Un secteur en pleine mutation : réduire les importations de viande en Côte d’Ivoire
La Côte d’Ivoire lance une offensive ambitieuse pour renforcer sa production animale et halieutique. L’objectif est clair : diminuer la dépendance aux importations, dont le coût a grimpé à 782 milliards de francs CFA en 2024 pour les viandes et abats. Cette dynamique s’inscrit dans une volonté de consolider la souveraineté alimentaire du pays.
Lors d’un atelier dédié, organisé à Jacqueville, Bouadi Beda Paul, directeur des affaires financières du ministère des Ressources animales et halieutiques (MIRAH), a dévoilé les grandes lignes de cette stratégie. L’événement, qui s’est tenu du 29 au 31 juillet, avait pour but de réviser le Document de programmation pluriannuelle des dépenses et des projets annuels de performance (DPPD-PAP) pour la période 2027-2029.

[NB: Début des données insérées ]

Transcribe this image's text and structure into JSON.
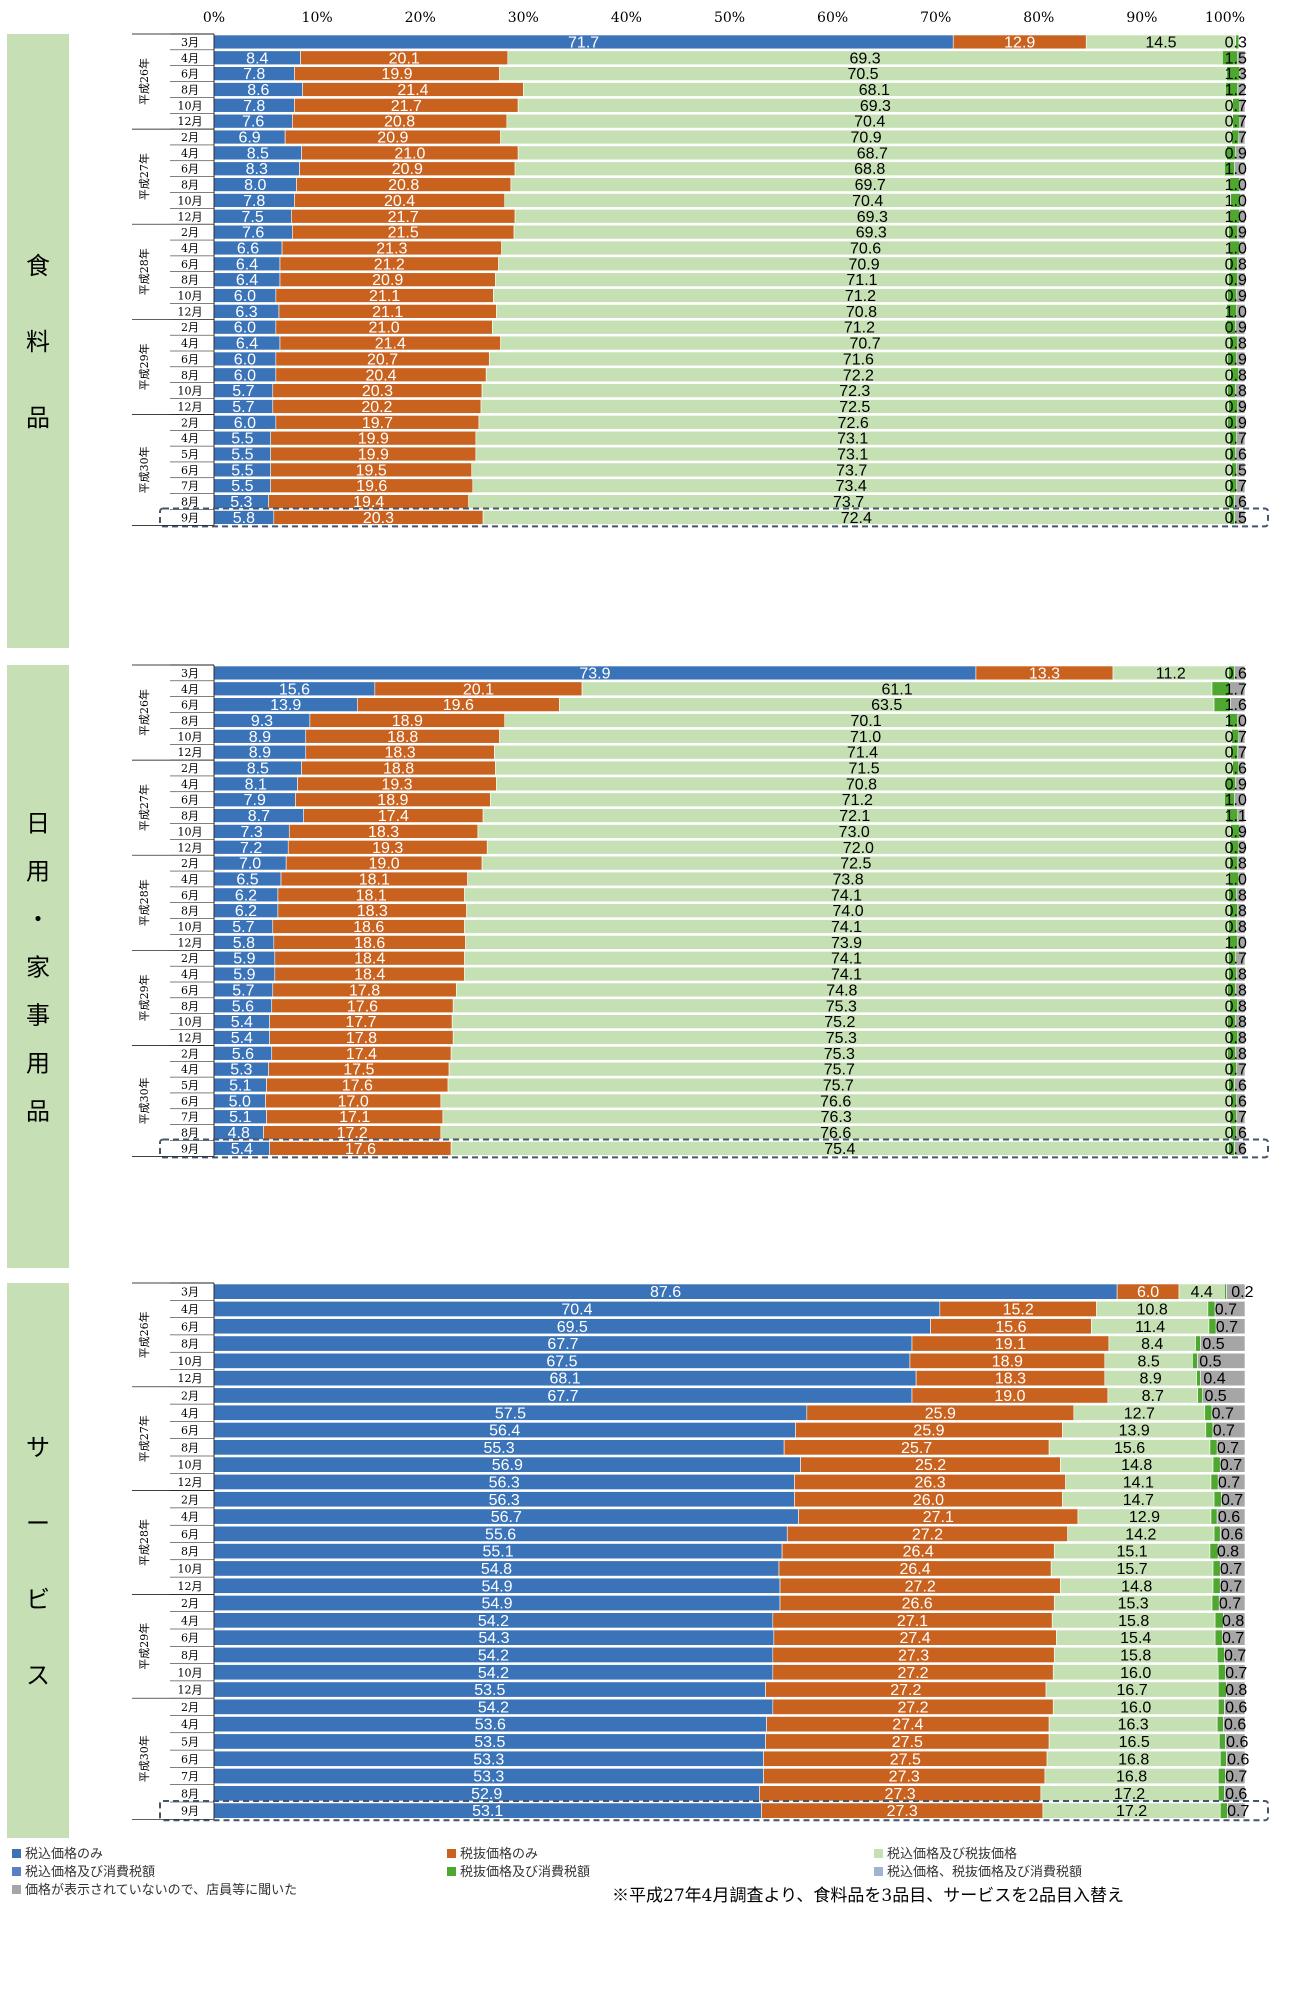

Une planification budgétaire axée sur les résultats
L’élaboration du DPPD-PAP n’est plus une simple option, mais un impératif stratégique. Bouadi Beda Paul a insisté sur l’importance d’une gestion orientée vers les résultats pour répondre aux défis du secteur. Le document final devra détailler les objectifs précis du ministère, les actions concrètes à mettre en œuvre et les indicateurs de suivi pour évaluer l’utilisation des ressources publiques.
Les responsables des différents services du MIRAH ont participé activement à cet atelier, identifiant les besoins prioritaires pour les trois prochaines années. Cette approche collaborative vise à garantir une allocation optimale des budgets et à maximiser l’impact des investissements.
La politique nationale de développement de l’élevage et de la pêche
Le renforcement de la production locale s’appuie sur la Politique nationale de développement de l’élevage, de la pêche et de l’aquaculture (PONADEPA) 2026-2030. Ce cadre stratégique met l’accent sur plusieurs axes majeurs :
- L’accroissement de la production locale pour répondre à la demande intérieure ;
- La promotion des investissements privés dans ces secteurs ;
- La création d’emplois durables, notamment pour les jeunes.
Encourager l’innovation et l’emploi dans les métiers de l’élevage
Bouadi Beda Paul a également lancé un appel aux jeunes ivoiriens pour qu’ils se tournent vers les métiers de l’élevage, de la pisciculture et de l’aquaculture. Ces secteurs, selon lui, regorgent d’opportunités professionnelles inexploitées. En misant sur ces filières, le pays pourrait non seulement réduire ses importations, mais aussi générer des emplois locaux et dynamiser l’économie rurale.